The ad is running nationwide on CNN and MSNBC. Watch the national version of the ad.


Sen. David Vitter criticizes Sen. Mary Landrieu over Bush-era tax cuts
 [New Orleans] Times-Picayune, Bruce Alpert, 8/4/2012

Landrieu, along with most other Senate Democrats, voted to continue the tax cuts for Americans earning up to $200,000 for individuals and $250,000 for couples. Landrieu and other Democrats said that to continue all the tax cuts would add too heavily to the already huge federal deficit.

A few days before Vitter’s email, Rep. John Fleming, R-Minden, also criticized Landrieu on Twitter: “Mary Landrieu voted yesterday to stand w/Pres. Obama in raising taxes, just as she warned she would earlier this month.”

Here’s what Landrieu said after her Senate vote to continue the Bush tax cuts for middle class Americans. “Today’s vote is a strong step in the right direction in that it will allow middle class families who are still struggling in this challenging economy to count on an extension of these key tax cuts. By the way it was designed, this bill targets the bulk of the relief to middle class families, but in fact is a tax cut for every American on the first $250,000 of adjusted gross income. We made important progress today, and I urge our colleagues in the House to join us in our efforts to protect middle class families while reducing our deficit.”


Editorial: Romney’s tax plan crunches middle class
Tampa Bay Times, Editorial Board, 8/6/2012

Lower taxes on the rich and higher taxes on the middle class is how a nonpartisan analysis summed up Mitt Romney’s tax plan. The study cuts through the magical thinking surrounding the presumptive Republican presidential nominee’s promise to lower taxes without adding to the budget deficit.

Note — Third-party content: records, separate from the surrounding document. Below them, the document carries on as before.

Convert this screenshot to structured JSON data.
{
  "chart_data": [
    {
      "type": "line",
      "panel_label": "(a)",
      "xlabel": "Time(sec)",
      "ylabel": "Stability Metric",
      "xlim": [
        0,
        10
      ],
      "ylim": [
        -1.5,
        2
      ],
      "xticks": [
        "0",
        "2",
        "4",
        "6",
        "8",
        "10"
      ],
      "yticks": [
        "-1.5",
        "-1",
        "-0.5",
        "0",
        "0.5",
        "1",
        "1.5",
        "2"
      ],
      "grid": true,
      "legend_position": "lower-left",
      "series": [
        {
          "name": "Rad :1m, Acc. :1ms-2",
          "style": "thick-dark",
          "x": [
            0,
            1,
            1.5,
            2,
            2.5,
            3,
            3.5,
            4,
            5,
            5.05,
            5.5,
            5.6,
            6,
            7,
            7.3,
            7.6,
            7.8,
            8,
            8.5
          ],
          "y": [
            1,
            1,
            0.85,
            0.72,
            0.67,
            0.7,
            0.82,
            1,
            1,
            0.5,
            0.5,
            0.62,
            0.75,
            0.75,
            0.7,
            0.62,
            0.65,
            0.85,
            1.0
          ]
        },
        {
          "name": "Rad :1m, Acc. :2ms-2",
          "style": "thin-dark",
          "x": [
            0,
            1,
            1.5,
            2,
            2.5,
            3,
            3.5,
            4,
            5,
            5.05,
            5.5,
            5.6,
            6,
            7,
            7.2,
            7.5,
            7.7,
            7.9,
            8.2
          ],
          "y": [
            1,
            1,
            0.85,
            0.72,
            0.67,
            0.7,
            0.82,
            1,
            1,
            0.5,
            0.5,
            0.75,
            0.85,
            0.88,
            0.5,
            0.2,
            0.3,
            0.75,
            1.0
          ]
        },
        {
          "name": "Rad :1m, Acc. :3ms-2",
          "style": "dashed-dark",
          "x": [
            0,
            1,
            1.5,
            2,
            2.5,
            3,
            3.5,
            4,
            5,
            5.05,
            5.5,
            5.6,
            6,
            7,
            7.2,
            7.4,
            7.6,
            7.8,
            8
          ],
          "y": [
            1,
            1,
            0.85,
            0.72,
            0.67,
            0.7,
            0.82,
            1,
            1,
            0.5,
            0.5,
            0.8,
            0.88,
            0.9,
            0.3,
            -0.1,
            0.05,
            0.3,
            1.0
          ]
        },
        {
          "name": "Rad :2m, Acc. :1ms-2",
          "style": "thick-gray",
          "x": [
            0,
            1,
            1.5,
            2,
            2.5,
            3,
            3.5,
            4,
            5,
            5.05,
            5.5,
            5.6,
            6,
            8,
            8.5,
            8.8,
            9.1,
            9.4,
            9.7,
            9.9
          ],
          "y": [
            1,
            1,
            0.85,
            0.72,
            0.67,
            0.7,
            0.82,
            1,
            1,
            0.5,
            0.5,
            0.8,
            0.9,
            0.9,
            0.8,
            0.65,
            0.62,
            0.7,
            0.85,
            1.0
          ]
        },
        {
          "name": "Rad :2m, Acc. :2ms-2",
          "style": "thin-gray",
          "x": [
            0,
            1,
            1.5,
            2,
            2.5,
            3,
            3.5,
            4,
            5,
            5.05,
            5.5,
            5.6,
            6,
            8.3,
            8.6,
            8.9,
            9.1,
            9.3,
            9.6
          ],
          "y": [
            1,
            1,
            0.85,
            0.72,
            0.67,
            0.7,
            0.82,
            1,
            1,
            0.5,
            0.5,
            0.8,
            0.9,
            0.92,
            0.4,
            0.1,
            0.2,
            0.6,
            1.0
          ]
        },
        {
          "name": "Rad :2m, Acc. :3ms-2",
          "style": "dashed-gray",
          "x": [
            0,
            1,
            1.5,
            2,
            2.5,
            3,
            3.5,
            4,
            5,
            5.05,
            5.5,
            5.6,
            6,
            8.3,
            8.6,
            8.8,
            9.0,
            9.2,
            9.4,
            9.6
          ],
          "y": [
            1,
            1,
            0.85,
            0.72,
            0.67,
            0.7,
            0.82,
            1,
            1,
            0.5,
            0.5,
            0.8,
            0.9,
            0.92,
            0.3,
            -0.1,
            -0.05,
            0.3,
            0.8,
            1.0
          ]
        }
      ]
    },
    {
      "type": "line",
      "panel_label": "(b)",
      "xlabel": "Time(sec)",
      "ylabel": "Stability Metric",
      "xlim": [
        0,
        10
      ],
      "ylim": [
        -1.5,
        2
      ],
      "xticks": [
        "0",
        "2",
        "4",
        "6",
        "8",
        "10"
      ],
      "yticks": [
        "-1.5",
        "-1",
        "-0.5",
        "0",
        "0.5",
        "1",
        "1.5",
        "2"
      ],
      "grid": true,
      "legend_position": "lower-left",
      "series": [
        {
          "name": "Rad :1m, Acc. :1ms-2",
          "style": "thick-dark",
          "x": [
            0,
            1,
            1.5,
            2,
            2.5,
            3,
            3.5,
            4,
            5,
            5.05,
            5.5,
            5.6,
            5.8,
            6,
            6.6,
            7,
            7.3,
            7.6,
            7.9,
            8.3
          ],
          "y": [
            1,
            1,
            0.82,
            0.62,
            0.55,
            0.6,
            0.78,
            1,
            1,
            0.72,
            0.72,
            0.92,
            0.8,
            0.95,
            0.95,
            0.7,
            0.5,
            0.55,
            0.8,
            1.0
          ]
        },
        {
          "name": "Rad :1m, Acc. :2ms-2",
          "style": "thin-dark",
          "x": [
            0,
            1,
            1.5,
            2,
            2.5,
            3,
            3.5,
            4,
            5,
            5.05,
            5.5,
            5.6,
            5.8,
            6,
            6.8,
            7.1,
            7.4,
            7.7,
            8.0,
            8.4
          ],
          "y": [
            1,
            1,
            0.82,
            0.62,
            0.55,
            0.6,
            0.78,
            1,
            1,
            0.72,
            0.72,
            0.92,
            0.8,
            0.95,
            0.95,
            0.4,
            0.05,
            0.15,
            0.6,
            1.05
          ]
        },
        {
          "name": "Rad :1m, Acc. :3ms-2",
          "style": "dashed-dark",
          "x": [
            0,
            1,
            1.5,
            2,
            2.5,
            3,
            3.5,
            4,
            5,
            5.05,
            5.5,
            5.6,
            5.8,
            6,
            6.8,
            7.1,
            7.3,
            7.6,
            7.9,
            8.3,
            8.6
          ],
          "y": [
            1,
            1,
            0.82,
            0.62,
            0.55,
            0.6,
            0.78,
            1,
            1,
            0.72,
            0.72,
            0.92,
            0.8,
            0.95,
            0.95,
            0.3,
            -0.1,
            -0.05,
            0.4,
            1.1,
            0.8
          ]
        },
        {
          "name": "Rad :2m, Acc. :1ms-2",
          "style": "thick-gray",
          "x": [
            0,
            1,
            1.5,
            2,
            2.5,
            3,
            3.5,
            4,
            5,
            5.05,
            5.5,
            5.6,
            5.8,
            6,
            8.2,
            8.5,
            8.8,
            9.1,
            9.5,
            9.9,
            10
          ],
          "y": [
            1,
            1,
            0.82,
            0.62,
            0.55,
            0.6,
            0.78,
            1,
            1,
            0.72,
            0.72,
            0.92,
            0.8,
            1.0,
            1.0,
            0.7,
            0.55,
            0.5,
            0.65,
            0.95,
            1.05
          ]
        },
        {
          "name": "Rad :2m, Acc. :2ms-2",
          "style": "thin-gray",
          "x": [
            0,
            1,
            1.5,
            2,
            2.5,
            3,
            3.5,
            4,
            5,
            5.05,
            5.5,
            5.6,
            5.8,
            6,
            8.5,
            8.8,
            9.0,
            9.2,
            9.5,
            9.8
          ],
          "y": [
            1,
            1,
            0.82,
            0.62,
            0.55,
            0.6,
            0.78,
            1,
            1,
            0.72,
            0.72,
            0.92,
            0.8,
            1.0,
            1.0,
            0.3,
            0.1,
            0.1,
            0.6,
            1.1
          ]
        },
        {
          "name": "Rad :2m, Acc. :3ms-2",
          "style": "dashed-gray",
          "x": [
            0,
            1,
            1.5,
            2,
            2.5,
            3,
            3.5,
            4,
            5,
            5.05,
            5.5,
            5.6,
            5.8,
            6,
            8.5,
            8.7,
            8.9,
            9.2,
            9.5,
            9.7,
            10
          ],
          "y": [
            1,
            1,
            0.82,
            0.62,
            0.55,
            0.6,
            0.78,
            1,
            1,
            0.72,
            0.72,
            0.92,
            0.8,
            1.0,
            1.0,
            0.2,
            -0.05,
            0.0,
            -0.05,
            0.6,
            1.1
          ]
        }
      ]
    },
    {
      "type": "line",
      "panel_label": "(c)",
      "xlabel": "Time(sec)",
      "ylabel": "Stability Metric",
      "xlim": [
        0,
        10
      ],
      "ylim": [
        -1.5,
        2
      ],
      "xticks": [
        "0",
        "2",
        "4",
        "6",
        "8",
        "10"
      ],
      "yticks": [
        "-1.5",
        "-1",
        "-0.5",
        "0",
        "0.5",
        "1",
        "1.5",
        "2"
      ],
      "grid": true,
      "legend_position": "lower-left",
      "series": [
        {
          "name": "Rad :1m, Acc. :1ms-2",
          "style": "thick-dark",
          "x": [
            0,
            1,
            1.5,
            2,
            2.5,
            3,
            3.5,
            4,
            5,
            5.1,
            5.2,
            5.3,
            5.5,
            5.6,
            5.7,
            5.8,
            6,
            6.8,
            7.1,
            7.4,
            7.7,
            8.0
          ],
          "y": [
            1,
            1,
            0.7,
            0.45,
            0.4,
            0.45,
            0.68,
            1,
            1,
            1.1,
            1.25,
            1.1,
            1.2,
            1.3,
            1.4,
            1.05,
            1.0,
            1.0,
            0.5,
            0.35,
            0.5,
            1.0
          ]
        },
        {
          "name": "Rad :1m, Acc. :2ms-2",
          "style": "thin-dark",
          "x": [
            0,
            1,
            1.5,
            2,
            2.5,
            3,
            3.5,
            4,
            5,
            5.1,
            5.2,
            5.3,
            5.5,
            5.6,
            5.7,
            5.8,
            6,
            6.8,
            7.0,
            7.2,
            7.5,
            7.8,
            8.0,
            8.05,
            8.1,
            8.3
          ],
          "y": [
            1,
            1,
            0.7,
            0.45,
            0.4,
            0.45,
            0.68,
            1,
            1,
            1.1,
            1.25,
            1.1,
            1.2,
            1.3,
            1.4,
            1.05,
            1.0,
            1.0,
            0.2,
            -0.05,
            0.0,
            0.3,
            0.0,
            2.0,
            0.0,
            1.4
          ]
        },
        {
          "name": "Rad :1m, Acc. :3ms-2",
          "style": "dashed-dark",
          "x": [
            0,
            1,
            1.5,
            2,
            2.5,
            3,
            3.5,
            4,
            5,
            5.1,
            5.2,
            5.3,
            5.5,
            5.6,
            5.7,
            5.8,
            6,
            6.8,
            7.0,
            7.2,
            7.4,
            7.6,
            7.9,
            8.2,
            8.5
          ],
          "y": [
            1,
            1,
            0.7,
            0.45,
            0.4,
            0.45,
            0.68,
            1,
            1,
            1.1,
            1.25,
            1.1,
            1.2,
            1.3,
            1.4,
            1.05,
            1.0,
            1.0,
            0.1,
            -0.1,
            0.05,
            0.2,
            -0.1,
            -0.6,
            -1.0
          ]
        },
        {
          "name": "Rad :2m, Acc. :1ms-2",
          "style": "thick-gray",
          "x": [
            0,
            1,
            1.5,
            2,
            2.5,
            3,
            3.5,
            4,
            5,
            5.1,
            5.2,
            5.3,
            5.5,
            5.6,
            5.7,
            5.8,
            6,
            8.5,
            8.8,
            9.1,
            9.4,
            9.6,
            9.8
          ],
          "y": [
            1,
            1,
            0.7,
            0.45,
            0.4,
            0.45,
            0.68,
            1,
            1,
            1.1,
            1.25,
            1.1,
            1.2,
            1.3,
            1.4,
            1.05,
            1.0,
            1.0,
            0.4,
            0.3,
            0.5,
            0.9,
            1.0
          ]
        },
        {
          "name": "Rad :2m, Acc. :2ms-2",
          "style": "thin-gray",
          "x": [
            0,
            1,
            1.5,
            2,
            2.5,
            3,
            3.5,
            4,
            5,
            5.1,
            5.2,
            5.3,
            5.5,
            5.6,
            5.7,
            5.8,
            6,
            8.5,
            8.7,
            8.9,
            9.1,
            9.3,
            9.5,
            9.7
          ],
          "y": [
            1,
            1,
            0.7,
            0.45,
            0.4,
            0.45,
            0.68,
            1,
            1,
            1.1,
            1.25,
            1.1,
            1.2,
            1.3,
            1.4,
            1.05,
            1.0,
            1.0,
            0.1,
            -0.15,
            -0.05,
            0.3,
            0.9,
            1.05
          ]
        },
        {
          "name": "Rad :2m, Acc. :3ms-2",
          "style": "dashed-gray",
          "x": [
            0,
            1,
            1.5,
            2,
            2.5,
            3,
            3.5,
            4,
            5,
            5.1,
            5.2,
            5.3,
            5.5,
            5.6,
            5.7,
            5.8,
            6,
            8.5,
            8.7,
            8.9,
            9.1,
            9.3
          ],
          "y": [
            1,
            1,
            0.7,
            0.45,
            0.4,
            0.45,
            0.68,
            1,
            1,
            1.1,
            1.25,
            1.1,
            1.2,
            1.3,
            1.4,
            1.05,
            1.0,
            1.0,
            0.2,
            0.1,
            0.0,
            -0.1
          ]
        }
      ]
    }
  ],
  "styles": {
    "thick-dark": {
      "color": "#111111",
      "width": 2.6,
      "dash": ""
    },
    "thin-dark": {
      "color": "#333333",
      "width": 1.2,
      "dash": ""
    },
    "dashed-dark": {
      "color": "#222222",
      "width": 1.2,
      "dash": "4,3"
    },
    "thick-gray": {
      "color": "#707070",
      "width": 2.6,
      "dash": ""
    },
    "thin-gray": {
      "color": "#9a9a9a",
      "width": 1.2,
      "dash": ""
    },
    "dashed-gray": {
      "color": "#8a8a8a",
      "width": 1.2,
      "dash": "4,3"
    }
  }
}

According to the Tax Policy Center analysis, Romney’s plan to extend the Bush tax cuts for everyone, lower marginal tax rates by 20 percent, eliminate the alternative minimum tax and estate taxes and get rid of taxes on investment income for most taxpayers, while not adding to the deficit, would be a boon for top earners alone. People making $1 million or more would see an average tax cut of $87,000. But people making under $200,000 would see their taxes go up. Those earning between $75,000 and $100,000 per year would see their taxes increase $884.

As a result, the tax burden would shift by $86 billion from high-income taxpayers to middle- and lower-income taxpayers, the center found. The numbers speak volumes about the Romney campaign’s priorities. While President Barack Obama is proposing that taxes rise on the wealthiest Americans by letting the Bush tax cuts lapse only for those with incomes of $250,000 or more, Romney would flip that formula and give further breaks to the nation’s millionaires, people who are already paying the lowest effective tax rate in 60 years.